Bagaimana mencapai Keadilan Sosial?

Ada dua terori disini. Teori yang pertama ialah teori evolusi, dimana seiring perkembangan zaman -5 fase yang sebelumnya- maka manusia akan mengarah kepada sosialisme. Teori yang kedua ialah teori revolusi, dimana sosialisme dicapai dengan lompatan, perbahan secara tiba-tiba. Salah satu tokoh yang mengutarakan teori ini ialah Rosa Luxemburg. Contohnya yang terjadi pada Uni Soviet, Uzbekistan, dan Mongolia.

Bertrand Russell (Filsuf Inggris) mengatakan, dunia terpecah menjadi dua golongan, pengikut "Declaration of Independece" Thomas Jefferson dan "Communist Manifest" Karl Marx. Namun Soekarno menegaskan Indonesia masuk ke golongan ketiga, golongan yang tidak mengikuti Jefferson maupun Marx, golongan yang berdiri di atas kepribadian dirinya sendiri. Tidak perlu mengalami tiap fase (evolusi), tidak perlu juga mengalami revolusi dimana proletar menjadi diktator (diktatur proletariat) tetapi masing-masing rakyat Indonesia harus memberikan apa yang dia mampu untuk mencapai keadilan sosial ini.
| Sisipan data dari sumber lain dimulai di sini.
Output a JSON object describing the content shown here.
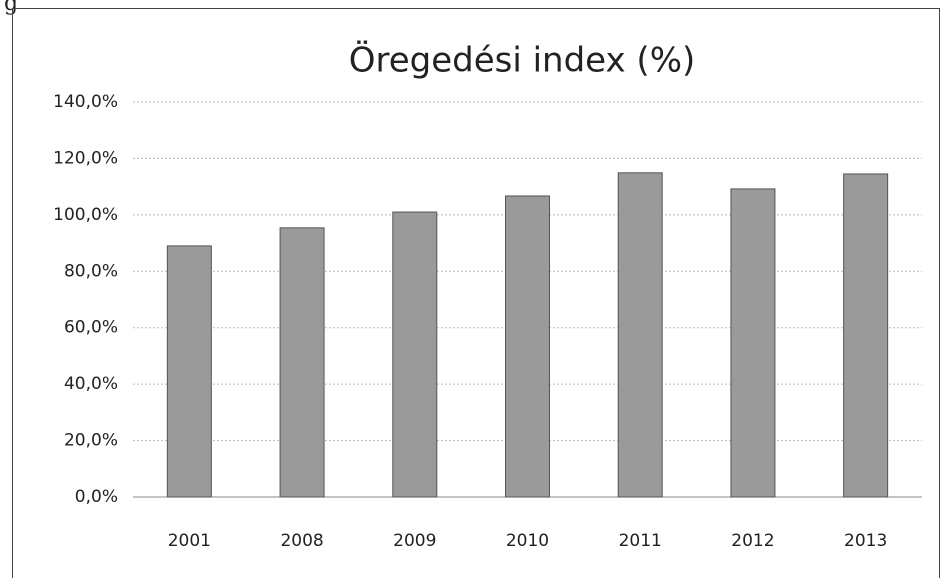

"Sosialisme Indonesia, sosialisme Indonesia, sosialisme, sosialisme, adil makmur, adil makmur". Lagu yang merdu, yang memang menjadi cita-cita bangsa kita sejak berpuluh-puluh bahkan ratusan tahun.
Soekarno

Ulasan Penulis

Artikel ini merupakan telaah pribadi saya, Yusuf Rhamadan dari tulisan Bung Karno dalam bukunya Filsafat Pancasila menurut Bung Karno. Dari beberapa penjelasan di atas, dapat dilihat bahwasanya Pancasila sendiri bukan merupakan ciptaan Soekarno (sudah beberapa kali disampaikan), namun merupakan hasil penggaliannya terhadap bangsa kita sendiri. Dari penjelasan di atas juga dapat kita ketahui latar belakang dan landasan filosofis dari setiap sila daripada Pancasila itu sendiri. Penting sekali mempelajari kembali landasan filosofis dari ideologi kita, terlebih di tengah caruk maruk kondisi hari ini. Berbagai permasalahan mulai dari peraturan kontroversi (RKHUP, UU Ciptaker, UU Minerba, dsb.), konflik agraria, resesi ekonomi, dan banyak lagi tentu berakar dari ketidak tuntasan kita dalam memaknai Pancasila itu sendiri.